When life began, the atmosphere and oceans contained little or no oxygen gas. How did our present environment come to be? The key lies in the formulas for photosynthesis and respiration, shown in Fig. 25.2. Photosynthesis and respiration not only cycle carbon, they cycle oxygen (and water) as well. For this reason, the history of atmospheric oxygen is closely tied to the workings of the carbon cycle through time. When oxygen production by photosynthesis and oxygen consumption by respiration are in balance, oxygen levels do not change. However, when some of the organic carbon generated by photosynthesis is buried in sediments, thereby avoiding being returned to the environment through respiration, some of the O₂ also generated by primary producers can accumulate in the atmosphere and oceans.
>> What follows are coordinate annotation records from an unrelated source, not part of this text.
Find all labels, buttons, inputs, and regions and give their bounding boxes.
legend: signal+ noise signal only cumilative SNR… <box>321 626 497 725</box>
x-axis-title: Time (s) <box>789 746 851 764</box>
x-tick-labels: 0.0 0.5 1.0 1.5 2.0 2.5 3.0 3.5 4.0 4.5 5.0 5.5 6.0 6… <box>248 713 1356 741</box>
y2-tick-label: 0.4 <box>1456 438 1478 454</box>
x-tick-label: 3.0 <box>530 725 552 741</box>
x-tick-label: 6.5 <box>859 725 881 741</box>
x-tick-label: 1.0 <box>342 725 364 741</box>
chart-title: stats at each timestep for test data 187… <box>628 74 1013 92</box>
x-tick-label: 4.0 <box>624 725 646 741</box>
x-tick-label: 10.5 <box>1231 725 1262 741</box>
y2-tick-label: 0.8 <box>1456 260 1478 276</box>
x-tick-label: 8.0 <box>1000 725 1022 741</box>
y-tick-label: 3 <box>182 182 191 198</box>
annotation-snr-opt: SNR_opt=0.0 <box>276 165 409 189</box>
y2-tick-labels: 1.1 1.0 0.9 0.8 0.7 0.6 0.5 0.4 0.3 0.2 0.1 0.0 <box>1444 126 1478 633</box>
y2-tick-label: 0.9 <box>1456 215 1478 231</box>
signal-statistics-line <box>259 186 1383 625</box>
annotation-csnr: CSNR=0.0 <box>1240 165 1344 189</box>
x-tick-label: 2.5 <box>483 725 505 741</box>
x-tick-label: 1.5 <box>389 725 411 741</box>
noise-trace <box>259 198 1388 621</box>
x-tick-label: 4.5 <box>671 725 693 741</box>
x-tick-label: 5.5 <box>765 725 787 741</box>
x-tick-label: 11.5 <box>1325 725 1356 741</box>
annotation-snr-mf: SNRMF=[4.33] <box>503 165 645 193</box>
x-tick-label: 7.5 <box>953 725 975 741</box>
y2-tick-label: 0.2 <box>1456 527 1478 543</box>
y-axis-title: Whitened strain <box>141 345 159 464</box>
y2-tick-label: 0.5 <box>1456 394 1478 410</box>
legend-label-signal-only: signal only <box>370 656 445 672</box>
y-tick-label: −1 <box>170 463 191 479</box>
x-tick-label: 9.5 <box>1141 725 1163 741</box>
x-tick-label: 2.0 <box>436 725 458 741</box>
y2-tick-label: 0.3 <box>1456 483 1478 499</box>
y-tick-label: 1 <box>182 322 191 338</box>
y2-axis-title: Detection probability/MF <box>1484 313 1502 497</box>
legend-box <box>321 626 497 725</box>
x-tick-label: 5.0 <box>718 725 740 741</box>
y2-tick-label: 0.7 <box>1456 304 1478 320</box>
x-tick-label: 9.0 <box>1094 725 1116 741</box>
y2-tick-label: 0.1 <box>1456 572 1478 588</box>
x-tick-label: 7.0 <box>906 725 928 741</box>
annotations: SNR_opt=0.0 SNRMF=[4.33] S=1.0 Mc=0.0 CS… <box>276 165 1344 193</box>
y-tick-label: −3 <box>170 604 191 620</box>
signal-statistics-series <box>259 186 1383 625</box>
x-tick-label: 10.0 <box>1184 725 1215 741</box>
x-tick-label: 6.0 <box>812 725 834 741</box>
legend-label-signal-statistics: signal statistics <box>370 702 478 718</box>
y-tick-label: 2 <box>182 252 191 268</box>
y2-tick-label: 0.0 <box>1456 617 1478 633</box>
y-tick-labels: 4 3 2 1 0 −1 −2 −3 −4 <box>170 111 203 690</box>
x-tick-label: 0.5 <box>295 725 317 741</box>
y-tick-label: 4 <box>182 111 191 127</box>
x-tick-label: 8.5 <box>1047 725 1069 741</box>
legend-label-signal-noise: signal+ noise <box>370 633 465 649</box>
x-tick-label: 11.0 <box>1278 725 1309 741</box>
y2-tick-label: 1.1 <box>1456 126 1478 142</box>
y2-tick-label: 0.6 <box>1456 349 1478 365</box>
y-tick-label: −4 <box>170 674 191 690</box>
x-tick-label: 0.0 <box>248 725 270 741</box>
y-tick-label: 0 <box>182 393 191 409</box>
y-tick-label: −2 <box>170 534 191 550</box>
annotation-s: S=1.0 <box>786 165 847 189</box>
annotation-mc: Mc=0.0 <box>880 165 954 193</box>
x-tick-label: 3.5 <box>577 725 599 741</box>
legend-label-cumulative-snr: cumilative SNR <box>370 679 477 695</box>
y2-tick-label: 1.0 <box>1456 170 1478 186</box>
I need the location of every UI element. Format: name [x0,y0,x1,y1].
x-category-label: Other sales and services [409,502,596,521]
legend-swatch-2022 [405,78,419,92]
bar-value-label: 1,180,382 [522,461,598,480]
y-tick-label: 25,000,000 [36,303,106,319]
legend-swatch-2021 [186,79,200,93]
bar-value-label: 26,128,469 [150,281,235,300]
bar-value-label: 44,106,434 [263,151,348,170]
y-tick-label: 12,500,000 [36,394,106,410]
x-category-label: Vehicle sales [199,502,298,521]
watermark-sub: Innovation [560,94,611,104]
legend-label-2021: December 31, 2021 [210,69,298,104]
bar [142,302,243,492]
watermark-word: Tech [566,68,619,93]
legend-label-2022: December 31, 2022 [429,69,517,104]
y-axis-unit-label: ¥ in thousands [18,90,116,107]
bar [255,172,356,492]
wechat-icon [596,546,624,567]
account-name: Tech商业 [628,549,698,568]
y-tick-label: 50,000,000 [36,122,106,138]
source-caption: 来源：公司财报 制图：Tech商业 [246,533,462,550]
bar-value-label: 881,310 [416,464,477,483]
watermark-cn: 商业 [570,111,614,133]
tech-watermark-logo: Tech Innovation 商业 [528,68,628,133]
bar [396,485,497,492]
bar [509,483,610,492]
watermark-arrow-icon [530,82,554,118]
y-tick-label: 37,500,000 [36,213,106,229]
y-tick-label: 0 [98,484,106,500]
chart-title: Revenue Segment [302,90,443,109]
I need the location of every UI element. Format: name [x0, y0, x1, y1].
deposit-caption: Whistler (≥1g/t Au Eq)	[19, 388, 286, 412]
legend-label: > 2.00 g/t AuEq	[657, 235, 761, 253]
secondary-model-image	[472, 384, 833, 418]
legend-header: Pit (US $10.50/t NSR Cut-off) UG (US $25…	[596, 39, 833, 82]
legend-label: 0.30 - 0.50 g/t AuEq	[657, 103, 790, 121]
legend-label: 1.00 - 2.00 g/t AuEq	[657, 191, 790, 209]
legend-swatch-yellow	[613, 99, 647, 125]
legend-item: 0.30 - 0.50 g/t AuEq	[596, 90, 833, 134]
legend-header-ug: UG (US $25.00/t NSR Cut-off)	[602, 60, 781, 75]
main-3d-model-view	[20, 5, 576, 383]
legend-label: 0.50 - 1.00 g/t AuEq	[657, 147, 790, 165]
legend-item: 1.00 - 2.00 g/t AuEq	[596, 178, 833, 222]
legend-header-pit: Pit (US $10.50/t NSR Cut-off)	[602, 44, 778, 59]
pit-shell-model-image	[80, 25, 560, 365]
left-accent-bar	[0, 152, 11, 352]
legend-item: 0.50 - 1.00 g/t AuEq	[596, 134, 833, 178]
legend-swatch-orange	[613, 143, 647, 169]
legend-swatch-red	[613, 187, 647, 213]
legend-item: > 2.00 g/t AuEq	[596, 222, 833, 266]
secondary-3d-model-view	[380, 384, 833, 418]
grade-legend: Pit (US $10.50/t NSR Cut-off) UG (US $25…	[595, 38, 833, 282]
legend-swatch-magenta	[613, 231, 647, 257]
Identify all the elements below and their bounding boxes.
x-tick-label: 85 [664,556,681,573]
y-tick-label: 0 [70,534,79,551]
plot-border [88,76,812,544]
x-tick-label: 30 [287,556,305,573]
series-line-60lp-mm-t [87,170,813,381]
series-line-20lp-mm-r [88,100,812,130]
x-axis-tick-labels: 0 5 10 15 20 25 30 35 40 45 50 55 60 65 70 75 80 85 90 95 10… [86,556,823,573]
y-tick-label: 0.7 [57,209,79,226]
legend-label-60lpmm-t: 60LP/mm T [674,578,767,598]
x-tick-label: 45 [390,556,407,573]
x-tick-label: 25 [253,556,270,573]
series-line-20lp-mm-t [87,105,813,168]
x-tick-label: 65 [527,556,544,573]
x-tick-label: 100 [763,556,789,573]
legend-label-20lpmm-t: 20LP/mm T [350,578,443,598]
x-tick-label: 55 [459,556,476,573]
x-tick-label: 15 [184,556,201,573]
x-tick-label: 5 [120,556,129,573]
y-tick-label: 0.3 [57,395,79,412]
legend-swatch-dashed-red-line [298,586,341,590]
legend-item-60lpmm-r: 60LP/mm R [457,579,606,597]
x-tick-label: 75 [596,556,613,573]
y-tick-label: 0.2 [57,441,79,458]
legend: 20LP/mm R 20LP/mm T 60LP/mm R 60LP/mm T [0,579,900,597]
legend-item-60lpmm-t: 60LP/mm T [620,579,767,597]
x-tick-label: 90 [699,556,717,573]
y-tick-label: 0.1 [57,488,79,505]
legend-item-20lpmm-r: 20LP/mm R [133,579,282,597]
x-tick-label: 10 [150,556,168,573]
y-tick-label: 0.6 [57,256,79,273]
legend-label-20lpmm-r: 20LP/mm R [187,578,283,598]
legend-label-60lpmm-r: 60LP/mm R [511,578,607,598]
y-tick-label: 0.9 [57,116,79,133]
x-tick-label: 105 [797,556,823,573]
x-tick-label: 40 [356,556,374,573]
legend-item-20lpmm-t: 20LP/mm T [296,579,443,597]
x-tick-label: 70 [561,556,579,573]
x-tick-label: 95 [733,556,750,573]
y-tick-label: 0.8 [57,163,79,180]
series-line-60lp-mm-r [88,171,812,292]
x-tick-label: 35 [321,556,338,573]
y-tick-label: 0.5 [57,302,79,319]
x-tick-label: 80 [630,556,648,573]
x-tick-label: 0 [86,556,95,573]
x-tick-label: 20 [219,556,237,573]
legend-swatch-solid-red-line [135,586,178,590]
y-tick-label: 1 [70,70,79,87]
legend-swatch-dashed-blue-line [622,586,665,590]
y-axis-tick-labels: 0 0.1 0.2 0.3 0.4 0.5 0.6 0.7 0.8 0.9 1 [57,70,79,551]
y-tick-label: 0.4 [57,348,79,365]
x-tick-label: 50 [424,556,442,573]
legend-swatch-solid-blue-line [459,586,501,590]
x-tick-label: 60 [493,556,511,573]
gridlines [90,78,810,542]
In other words, because sedimentary organic matter burial can break the tight coupling depicted in Fig. 25.2, it can facilitate an increase in O₂ through time. The geologic history of oxygen shown in Fig. 25.14 results from the interactions through time between the carbon (and sulfur) cycle with plate tectonics. Our oxygen-rich world is the result.

But life does not just respond passively to changing environments—it can drive environmental change through time. For example, the large drop in atmospheric CO₂ suggested for the mid-Paleozoic Era, 400–350 million years ago (see Fig. 25.11), is thought to reflect the evolution of a new player in the carbon cycle: woody plants. The evolution of trees increased the size of the carbon reservoir on land and ushered in an important new mechanism for removing carbon from the air and ultimately to sedimentary rocks. That mechanism was the burial of plant material on land, forming peat and, eventually, coal.

And, in the current century, a single animal species is influencing the carbon cycle in new ways. That species is us. As noted in our opening discussion of the Keeling curve, humans are adding CO₂ to the atmosphere at a high rate, warming Earth’s surface by the greenhouse effect. The consequences of human activities for Earth and its living organisms are discussed more fully in Chapter 49. For now, just bear in mind that modern humans are not simply observers of the carbon cycle; we are major participants in it.

In the chapters that follow, we examine life’s diversity in terms of function, phylogeny, and ecology, but don’t be fooled into thinking that these are discrete topics: They are inextricably intertwined. The remarkable diversity of life on Earth reflects the ecology and evolution of populations that interact to cycle carbon through the biosphere.